Wednesday, June 27, 2007

A kick in the family jewels

The CIA "family jewels" documents are available on-line in full (except the redacted parts, natch). That webpage has its own top-ten list of most interesting plots:
1) Journalist surveillance - operation CELOTEX I-II

2) Covert mail opening, codenamed SRPOINTER / HTLINGUAL at JFK airport

3) Watergate burglar and former CIA operative E. Howard Hunt requests a lock picker

4) CIA Science and Technology Directorate Chief Carl Duckett "thinks the Director would be ill-advised to say he is acquainted with this program" (Sidney Gottlieb's drug experiments)

5) MHCHAOS documents (investigating foreign support for domestic U.S. dissent) reflecting Agency employee resentment against participation

6) Plan to poison Congo leader Patrice Lumumba

7) Report of detention of Soviet defector Yuriy Nosenko

8) Document describing John Lennon funding anti-war activists

9) MHCHAOS documents (investigating foreign support for domestic U.S. dissent)

10) CIA counter-intelligence official James J. Angleton and issue of training foreign police in bomb-making, sabotage, etc.

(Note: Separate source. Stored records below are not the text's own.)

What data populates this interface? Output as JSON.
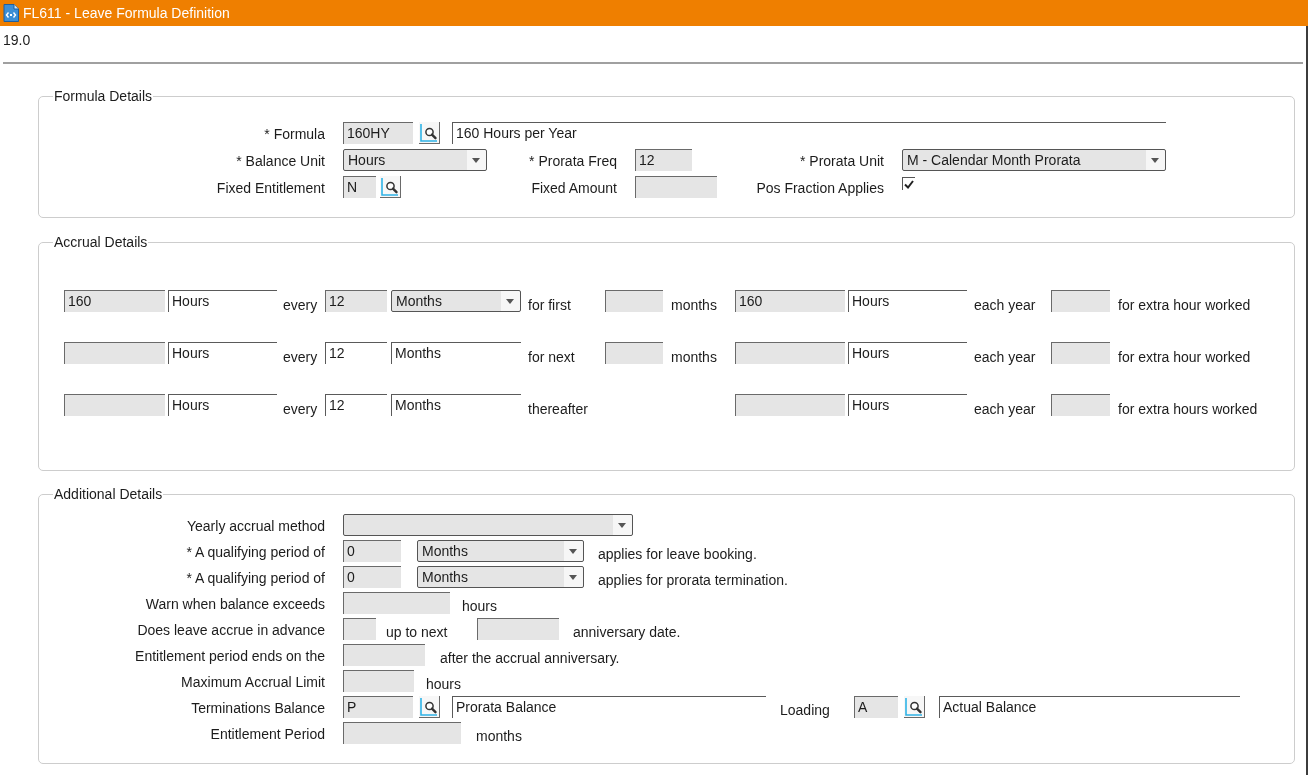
{
  "window": {
    "title": "FL611 - Leave Formula Definition"
  },
  "version": "19.0",
  "sections": [
    {
      "title": "Formula Details",
      "rows": [
        {
          "label": "* Formula",
          "items": [
            {
              "kind": "input",
              "value": "160HY"
            },
            {
              "kind": "lookup"
            },
            {
              "kind": "display",
              "value": "160 Hours per Year"
            }
          ]
        },
        {
          "label": "* Balance Unit",
          "items": [
            {
              "kind": "select",
              "value": "Hours"
            },
            {
              "kind": "label",
              "text": "* Prorata Freq"
            },
            {
              "kind": "input",
              "value": "12"
            },
            {
              "kind": "label",
              "text": "* Prorata Unit"
            },
            {
              "kind": "select",
              "value": "M - Calendar Month Prorata"
            }
          ]
        },
        {
          "label": "Fixed Entitlement",
          "items": [
            {
              "kind": "input",
              "value": "N"
            },
            {
              "kind": "lookup"
            },
            {
              "kind": "label",
              "text": "Fixed Amount"
            },
            {
              "kind": "input"
            },
            {
              "kind": "label",
              "text": "Pos Fraction Applies"
            },
            {
              "kind": "checkbox",
              "checked": true
            }
          ]
        }
      ]
    },
    {
      "title": "Accrual Details",
      "rows": [
        {
          "items": [
            {
              "kind": "input",
              "value": "160"
            },
            {
              "kind": "display",
              "value": "Hours"
            },
            {
              "kind": "text",
              "text": "every"
            },
            {
              "kind": "input",
              "value": "12"
            },
            {
              "kind": "select",
              "value": "Months"
            },
            {
              "kind": "text",
              "text": "for first"
            },
            {
              "kind": "input"
            },
            {
              "kind": "text",
              "text": "months"
            },
            {
              "kind": "input",
              "value": "160"
            },
            {
              "kind": "display",
              "value": "Hours"
            },
            {
              "kind": "text",
              "text": "each year"
            },
            {
              "kind": "input"
            },
            {
              "kind": "text",
              "text": "for extra hour worked"
            }
          ]
        },
        {
          "items": [
            {
              "kind": "input"
            },
            {
              "kind": "display",
              "value": "Hours"
            },
            {
              "kind": "text",
              "text": "every"
            },
            {
              "kind": "display",
              "value": "12"
            },
            {
              "kind": "display",
              "value": "Months"
            },
            {
              "kind": "text",
              "text": "for next"
            },
            {
              "kind": "input"
            },
            {
              "kind": "text",
              "text": "months"
            },
            {
              "kind": "input"
            },
            {
              "kind": "display",
              "value": "Hours"
            },
            {
              "kind": "text",
              "text": "each year"
            },
            {
              "kind": "input"
            },
            {
              "kind": "text",
              "text": "for extra hour worked"
            }
          ]
        },
        {
          "items": [
            {
              "kind": "input"
            },
            {
              "kind": "display",
              "value": "Hours"
            },
            {
              "kind": "text",
              "text": "every"
            },
            {
              "kind": "display",
              "value": "12"
            },
            {
              "kind": "display",
              "value": "Months"
            },
            {
              "kind": "text",
              "text": "thereafter"
            },
            {
              "kind": "input"
            },
            {
              "kind": "display",
              "value": "Hours"
            },
            {
              "kind": "text",
              "text": "each year"
            },
            {
              "kind": "input"
            },
            {
              "kind": "text",
              "text": "for extra hours worked"
            }
          ]
        }
      ]
    },
    {
      "title": "Additional Details",
      "rows": [
        {
          "label": "Yearly accrual method",
          "items": [
            {
              "kind": "select"
            }
          ]
        },
        {
          "label": "* A qualifying period of",
          "items": [
            {
              "kind": "input",
              "value": "0"
            },
            {
              "kind": "select",
              "value": "Months"
            },
            {
              "kind": "text",
              "text": "applies for leave booking."
            }
          ]
        },
        {
          "label": "* A qualifying period of",
          "items": [
            {
              "kind": "input",
              "value": "0"
            },
            {
              "kind": "select",
              "value": "Months"
            },
            {
              "kind": "text",
              "text": "applies for prorata termination."
            }
          ]
        },
        {
          "label": "Warn when balance exceeds",
          "items": [
            {
              "kind": "input"
            },
            {
              "kind": "text",
              "text": "hours"
            }
          ]
        },
        {
          "label": "Does leave accrue in advance",
          "items": [
            {
              "kind": "input"
            },
            {
              "kind": "text",
              "text": "up to next"
            },
            {
              "kind": "input"
            },
            {
              "kind": "text",
              "text": "anniversary date."
            }
          ]
        },
        {
          "label": "Entitlement period ends on the",
          "items": [
            {
              "kind": "input"
            },
            {
              "kind": "text",
              "text": "after the accrual anniversary."
            }
          ]
        },
        {
          "label": "Maximum Accrual Limit",
          "items": [
            {
              "kind": "input"
            },
            {
              "kind": "text",
              "text": "hours"
            }
          ]
        },
        {
          "label": "Terminations Balance",
          "items": [
            {
              "kind": "input",
              "value": "P"
            },
            {
              "kind": "lookup"
            },
            {
              "kind": "display",
              "value": "Prorata Balance"
            },
            {
              "kind": "text",
              "text": "Loading"
            },
            {
              "kind": "input",
              "value": "A"
            },
            {
              "kind": "lookup"
            },
            {
              "kind": "display",
              "value": "Actual Balance"
            }
          ]
        },
        {
          "label": "Entitlement Period",
          "items": [
            {
              "kind": "input"
            },
            {
              "kind": "text",
              "text": "months"
            }
          ]
        }
      ]
    }
  ]
}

Though of course, as Meteor Blades and Tom Tomorrow rightly point out, this is partially--hell, maybe even mainly--a ploy to say "That was then; we don't do that now." Heck, in the New York Times article I linked to above, CIA director Gen. Michael Hayden announced the release as "a glimpse of a very different time and a very different agency." But in the same article he discusses our use of extraordinary rendition--supposedly it's supposed to make us feel better that there haven't been 1245 people kidnapped and shipped to foreign countries where they're kept in secret facilities and tortured for information without ever being accused of a crime. There have only been "fewer than 100," he says.

But no, we're way different from 30 years ago.